Fikri merespon dengan suara yang meninggi, "Lin, kamu tuh selalu nyari-nyari alasan biar kita berantem. Nggak heran hubungan kita nggak bisa bertahan lama."
Situasi semakin memanas. Rizky segera berdiri dan mencoba menenangkan mereka. "Eit, eit, tenang dulu, kalian berdua. Ini cuma bercanda, jangan serius-serius banget, oke?"

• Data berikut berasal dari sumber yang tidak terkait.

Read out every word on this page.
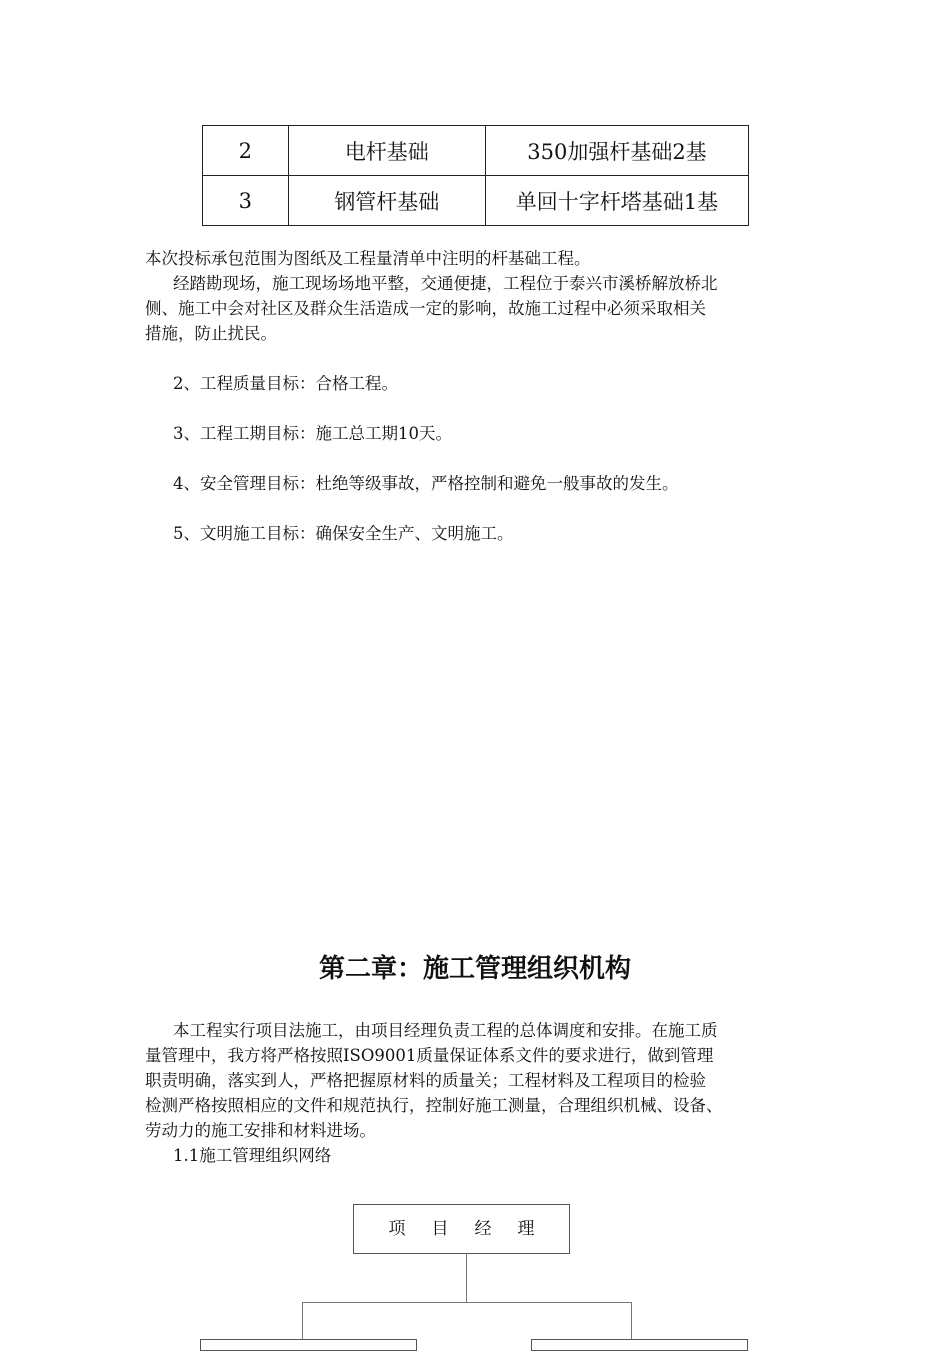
2	电杆基础	350加强杆基础2基
3	钢管杆基础	单回十字杆塔基础1基
本次投标承包范围为图纸及工程量清单中注明的杆基础工程。
经踏勘现场，施工现场场地平整，交通便捷，工程位于泰兴市溪桥解放桥北
侧、施工中会对社区及群众生活造成一定的影响，故施工过程中必须采取相关
措施，防止扰民。
2、工程质量目标：合格工程。
3、工程工期目标：施工总工期10天。
4、安全管理目标：杜绝等级事故，严格控制和避免一般事故的发生。
5、文明施工目标：确保安全生产、文明施工。
第二章：施工管理组织机构
本工程实行项目法施工，由项目经理负责工程的总体调度和安排。在施工质
量管理中，我方将严格按照ISO9001质量保证体系文件的要求进行，做到管理
职责明确，落实到人，严格把握原材料的质量关；工程材料及工程项目的检验
检测严格按照相应的文件和规范执行，控制好施工测量，合理组织机械、设备、
劳动力的施工安排和材料进场。
1.1施工管理组织网络
项目经理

Azka juga ikut menengahi. "Ayolah, kita di sini buat senang-senang, bukan buat berantem. Santai, dong."
Nayra, meski tubuhnya masih terasa sakit, ikut mencoba menenangkan. "Lina, Fikri, udahlah ya. Biarin masa lalu berlalu. Sekarang kita semua sudah dewasa, kan?"
Lina dan Fikri saling menatap dengan mata yang masih penuh emosi, namun perlahan keduanya menghela napas. Rizky melanjutkan, "Lihat, kita semua di sini untuk mendukung satu sama lain. Jangan sampai hal-hal kecil merusak persahabatan kita."
Azka menambahkan sambil tersenyum, "Iya, lagipula, Fikri tadi bilang dia yang traktir. Jadi kita harus baik-baik sama dia, oke?"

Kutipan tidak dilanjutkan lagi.